Thursday, September 27, 2012

heartwarming ... or maybe not

if you've ever been involved in an icebreaker activity, you might have been asked at some point about the object that you'd make sure you grabbed on your way out of your burning house.  you know, as soon as you have made sure every person is out safely -- what physical thing would you want to save?  i've been a part of such discussions a few times in my life and have typically heard answers like jewelry, or photo albums, or family heirlooms of some sort.  for me, after some consideration, i've decided that it would be the oil paintings of the children.  granted, these aren't the smartest things to want to save, as they're fairly large and heavy and nailed into the wall.  (but now i'm getting way into specifics when the whole point of the exercise is to reveal something about yourself to a group of strangers.)

anyway, if you were to pose this same question to liam, i can tell you without a shadow of a doubt what his response would be.  he wouldn't bat an eyelash before coming up with his answer.  what would he save?

the wii.

years ago, we dragged our feet for months before relenting and giving chris's parents the green light to give him a wii for his sixth birthday.  looking back, i don't know why we waited so long.  i guess we were worried that he'd become obsessed with the thing ... which, of course, he has.  but what we hadn't considered was all the GOOD things that can come out of having something so dear to a child's heart.

we have learned that giving or taking away wii privileges is the single best consequence/motivator/discipline tool/threat/reward that we could ever dream of.  you want liam to stop doing something?  discuss the possibility of removal of wii time.  want to reward him out of the blue for something?  give him ten minutes -- unsolicited -- with the wii.  the child only gets about twenty minutes of wii time a day, so giving him extra time is life-changing.  taking it away from him is crushing  -- and he makes sure you know it.  (and yes, i'm fully aware that this Nintendo plan would never be endorsed by any parenting expert.  and yet, i'm not afraid to admit it.  it works for us.)

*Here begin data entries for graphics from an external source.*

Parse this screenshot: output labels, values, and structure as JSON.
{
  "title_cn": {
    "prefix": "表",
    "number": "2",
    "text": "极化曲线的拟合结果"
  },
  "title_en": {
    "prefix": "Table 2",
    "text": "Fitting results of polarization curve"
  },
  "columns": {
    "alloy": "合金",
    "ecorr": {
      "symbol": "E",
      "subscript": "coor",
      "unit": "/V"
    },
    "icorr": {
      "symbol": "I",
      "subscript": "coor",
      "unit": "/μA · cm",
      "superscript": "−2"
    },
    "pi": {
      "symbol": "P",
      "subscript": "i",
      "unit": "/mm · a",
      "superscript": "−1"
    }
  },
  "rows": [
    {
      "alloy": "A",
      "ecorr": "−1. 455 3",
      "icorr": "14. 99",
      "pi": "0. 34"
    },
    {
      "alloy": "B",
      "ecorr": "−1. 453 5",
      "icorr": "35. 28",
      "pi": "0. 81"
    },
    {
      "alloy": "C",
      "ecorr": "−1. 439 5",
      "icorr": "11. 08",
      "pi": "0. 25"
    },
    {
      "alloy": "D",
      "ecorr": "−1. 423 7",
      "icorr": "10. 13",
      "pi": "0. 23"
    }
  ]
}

last week, his behavior was such that i had to take away his wii time for saturday.  i honestly don't even remember what he did, but i remember the day because of what happened saturday afternoon.  the four of us were on a hike (well, we called it a hike to make it sound exciting -- it was really a walk) on the greenway trails near the art museum.  liam and susanna ran ahead and looped back around, meeting up with chris, while i lingered around the corner looking at a sculpture.  i was out of sight, but not out of earshot, so i could truly enjoy this gem of a conversation.
one of the many pieces of art along our hike.  there's probably some beautiful name for this thing, but the kids just called it "corn on the cob"

liam:  "where's mommy?"

chris:  "oh no!  we've lost her!"

liam (skeptical):  "really?"

chris:  "no, silly.  she's right around the corner.  besides, what would we ever do without mommy?"

liam (without missing a beat): "play more wii."

wow.  nice to be missed.

so let me revisit this burning house scenario.  i guess that it's quite possible that i might only have time to grab one oil painting ... would anyone blame me if i just so happened to save susanna's?